Most volunteers emphasized the universality of the Meeting—it was an event for everyone—and most of them insisted that it was not a “religious” event, but rather, a “cultural” or “human” event. Yet, they also stressed that it was distinctly Christian. “It is a beautiful and visible form of a culture that is distinctly Christian… The fact of Christ touches all factors of life—all the exhibits,” said one student. As a result, as one middle-aged woman put it, volunteering at the Meeting, year after year, was “more beautiful than going to the beach.”

Younger volunteers offered another pragmatic reason: spending time with one’s friends. They themselves had often been first motivated to volunteer at the event because other friends they trusted had invited them. “Friendship among peoples” surely was being generated at the event—for example, in conversations between Israeli and Palestinian foreign ministers, or between Christian, Muslim, and Buddhist theologians. But the people I spoke to said that they rarely ever made new friendships at the event. It was mainly an occasion to deepen existing friendships, which plausibly could happen anywhere else.

A more telling reason might lie in their insistence that their participation was “not altruism”; they wanted to downplay any allure of selflessness that volunteering might suggest. Rather, each one insisted, there was something in it “for me”—something which benefitted them personally. Volunteering at this event contributed to their growth, to their happiness; it was enriching; it broadened their horizons. But it was not simply the experience of different cultural events and activities. They also learned something about how to work—a different attitude towards work that they could take back into their daily lives. Many said they had learned to see work at the Meeting as “building a cathedral,” where the simplest actions done out of love and fidelity contributed to something great.

It was this sense of building something great together, of sharing something with the world that was the fruit of “the experience of a people,” that older volunteers were more quick to emphasize. There was no attempt to provide pragmatic justification. More prominent among older volunteers was a sense of gratitude and their desire to communicate it. One elderly gentleman, constructing one of the stages before the event (during what is called the Pre-Meeting), said that he was building “la nostra casa.” This was their home, into which they wished to receive the world with hospitality. What they were building, they were willing to say more explicitly, was a space in which to encounter Christ, who was at the source of their friendships, and who had generated their companionship and their culture.

The key to understanding their commitment may lie in one factor that young and old volunteers alike agree on as characteristic of their experience of the event: “la bellezza.” Beauty. They would refer to the beauty of art or astronomy, the beauty of harmony in diversity, the beauty of people who share their deepest struggles and passions, the beauty of friendship, or the beauty of Christ.

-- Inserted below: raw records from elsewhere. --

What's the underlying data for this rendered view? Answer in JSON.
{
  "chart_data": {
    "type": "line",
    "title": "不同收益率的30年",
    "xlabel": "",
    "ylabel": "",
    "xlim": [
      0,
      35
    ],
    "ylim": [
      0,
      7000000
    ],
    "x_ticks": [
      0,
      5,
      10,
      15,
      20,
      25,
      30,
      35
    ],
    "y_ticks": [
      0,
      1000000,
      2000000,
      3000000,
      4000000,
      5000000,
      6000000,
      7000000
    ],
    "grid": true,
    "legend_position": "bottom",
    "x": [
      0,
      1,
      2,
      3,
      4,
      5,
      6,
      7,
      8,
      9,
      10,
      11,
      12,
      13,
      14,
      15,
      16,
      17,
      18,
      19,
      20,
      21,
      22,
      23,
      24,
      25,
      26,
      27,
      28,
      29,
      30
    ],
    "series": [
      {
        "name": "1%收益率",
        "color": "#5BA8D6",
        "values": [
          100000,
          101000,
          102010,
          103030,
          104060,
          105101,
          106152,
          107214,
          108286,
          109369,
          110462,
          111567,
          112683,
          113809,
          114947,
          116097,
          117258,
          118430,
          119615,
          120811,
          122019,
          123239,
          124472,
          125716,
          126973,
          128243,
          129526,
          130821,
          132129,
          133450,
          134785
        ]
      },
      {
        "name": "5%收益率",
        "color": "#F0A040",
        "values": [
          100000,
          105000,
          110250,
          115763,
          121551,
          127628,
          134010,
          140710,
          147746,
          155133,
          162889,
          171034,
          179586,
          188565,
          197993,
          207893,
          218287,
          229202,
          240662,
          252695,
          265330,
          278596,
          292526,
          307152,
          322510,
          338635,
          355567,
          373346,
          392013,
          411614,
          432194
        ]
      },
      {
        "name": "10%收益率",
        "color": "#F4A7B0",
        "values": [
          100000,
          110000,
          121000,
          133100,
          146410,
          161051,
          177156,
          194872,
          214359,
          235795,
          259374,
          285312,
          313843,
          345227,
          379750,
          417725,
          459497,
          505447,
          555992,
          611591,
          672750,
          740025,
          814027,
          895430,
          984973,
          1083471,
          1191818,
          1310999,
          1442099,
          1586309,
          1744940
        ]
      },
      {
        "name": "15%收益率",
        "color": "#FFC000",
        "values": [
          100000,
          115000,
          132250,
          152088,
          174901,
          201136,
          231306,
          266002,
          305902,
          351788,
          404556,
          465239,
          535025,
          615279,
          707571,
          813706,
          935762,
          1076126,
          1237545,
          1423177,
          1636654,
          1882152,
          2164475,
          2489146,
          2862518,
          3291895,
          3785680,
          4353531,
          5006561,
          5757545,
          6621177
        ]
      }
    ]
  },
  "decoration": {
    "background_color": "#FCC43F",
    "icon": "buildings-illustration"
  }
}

Beauty, unlike other pleasures we experience, is something we never tire of. It is perhaps this inexhaustible quality that serves to sustain both its attraction and commitment to it. For these volunteers, it also serves as a constant provocation, inciting them to seek its origin, which is something about which they have little uncertainty. In the words of one student, “In the meeting, the Christian experience is made concrete through works: meetings, exhibits, etc. This strikes people. The first aspect is aesthetic. From here, we can arrive at the root: it is Christ who generates all this.”